The closest approach to clarity was in 2002 when the Supreme Court rejected, by a 5-to-4 vote, a federal restriction on advertising by pharmacists who make their own compounds.
“It is a giant game of chicken between the government and the industry,” said R. Alta Charo, a law professor and bioethics specialist at the University of Wisconsin in Madison. “I don’t believe either side really wants to see a definitive case go to the Supreme Court because neither side is willing to take the risk that they will lose.”
Professor Charo was a member of a committee of experts of the Institute of Medicine, which examined drug safety issues at the request of the F.D.A. Last fall, the committee called on Congress to give the F.D.A. new authority over advertising, including the power to require a two-year moratorium on advertising before approving a new drug.
“I think the Congress has clearly indicated its strong interest and concerns about the F.D.A. and drug safety for consumers,” said Sheila P. Burke, a longtime Republican health policy expert who headed the Institute of Medicine committee. “Broad-scale advertising can sometimes lead to a rapid increase in the use of a drug” that raises the risk of harm for patients, she said.
F.D.A. regulators would be granted the power to require moratoriums under a bill sponsored by Senators Edward M. Kennedy and Michael B. Enzi, the chairman and ranking Republican member of the Senate Health, Labor, Education and Pensions Committee.
“Patients deserve the best and most accurate information about the medicines they take,” Senator Kennedy said in a statement. “An essential part of any drug safety proposal must be to give the F.D.A. the authority and resources it needs to oversee direct-to-consumer advertising, and to allow the F.D.A. to impose conditions or limits on that advertising, where needed to protect the public health."

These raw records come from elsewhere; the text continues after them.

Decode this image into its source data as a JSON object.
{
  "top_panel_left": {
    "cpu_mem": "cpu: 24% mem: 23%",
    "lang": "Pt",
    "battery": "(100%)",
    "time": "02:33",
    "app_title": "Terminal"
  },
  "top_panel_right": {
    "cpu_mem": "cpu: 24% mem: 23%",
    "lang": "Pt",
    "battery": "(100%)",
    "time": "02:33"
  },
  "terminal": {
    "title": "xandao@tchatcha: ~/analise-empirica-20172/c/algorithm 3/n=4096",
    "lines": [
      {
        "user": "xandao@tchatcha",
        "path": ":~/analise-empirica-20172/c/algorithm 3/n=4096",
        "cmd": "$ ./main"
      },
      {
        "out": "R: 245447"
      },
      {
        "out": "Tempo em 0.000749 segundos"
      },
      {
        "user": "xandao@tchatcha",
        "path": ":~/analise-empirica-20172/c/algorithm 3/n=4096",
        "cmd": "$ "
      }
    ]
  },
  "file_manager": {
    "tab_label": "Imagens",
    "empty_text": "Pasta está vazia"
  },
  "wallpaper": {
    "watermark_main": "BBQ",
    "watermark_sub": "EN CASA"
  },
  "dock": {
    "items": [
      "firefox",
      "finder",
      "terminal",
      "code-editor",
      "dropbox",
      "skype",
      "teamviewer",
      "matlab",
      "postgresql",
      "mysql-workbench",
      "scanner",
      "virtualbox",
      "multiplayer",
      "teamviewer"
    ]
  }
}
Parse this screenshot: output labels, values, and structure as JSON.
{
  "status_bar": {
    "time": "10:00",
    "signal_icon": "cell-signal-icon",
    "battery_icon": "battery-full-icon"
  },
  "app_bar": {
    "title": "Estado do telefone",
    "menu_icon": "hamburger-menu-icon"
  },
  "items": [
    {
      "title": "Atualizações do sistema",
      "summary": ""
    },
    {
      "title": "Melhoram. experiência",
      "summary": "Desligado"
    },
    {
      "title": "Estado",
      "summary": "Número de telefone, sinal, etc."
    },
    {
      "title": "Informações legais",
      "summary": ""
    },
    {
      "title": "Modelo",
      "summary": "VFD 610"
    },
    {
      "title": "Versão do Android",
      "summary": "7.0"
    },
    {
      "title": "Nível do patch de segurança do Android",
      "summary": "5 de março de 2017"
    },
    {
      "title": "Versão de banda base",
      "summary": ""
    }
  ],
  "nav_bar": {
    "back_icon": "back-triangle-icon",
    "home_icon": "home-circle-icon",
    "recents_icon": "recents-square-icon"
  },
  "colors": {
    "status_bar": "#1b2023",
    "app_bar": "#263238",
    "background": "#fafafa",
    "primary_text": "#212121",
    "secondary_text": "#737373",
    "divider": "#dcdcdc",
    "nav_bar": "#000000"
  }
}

Testifying for the pharmaceutical industry last year, Dr. Adrian Thomas, a vice president of Johnson & Johnson, insisted that “the important First Amendment issues that arise from banning truthful speech, even for a period of time, must be carefully considered before legislating in this area.”
The Government Accountability Office said last November that the F.D.A. should be doing a better job of overseeing consumer drug ads. Now, the F.D.A. reviews only a small fraction of the advertising, picking and choosing without proper priorities, the G.A.O. said.
The G.A.O. report had been requested by three influential senators: Bill Frist, a doctor, before he stepped down as Republican leader of the Senate; Charles E. Grassley, now the ranking Republican on the finance committee, and Herb Kohl, a Democrat who heads an appropriations subcommittee that oversees the F.D.A.
Representative Henry A. Waxman, a California Democrat who is chairman of the House Oversight and Reform Committee, added a further criticism: that the F.D.A. had been slow to crack down on drug ads that included “false and misleading” claims, he said in a telephone interview.
F.D.A. officials said they had to deal with 54,000 drug promotions each year, aimed at both doctors and consumers.
“We are seriously considering all of the recommendations” of the Institute of Medicine report, said Thomas Abrams, director of the F.D.A.’s division of drug marketing, advertising and communications.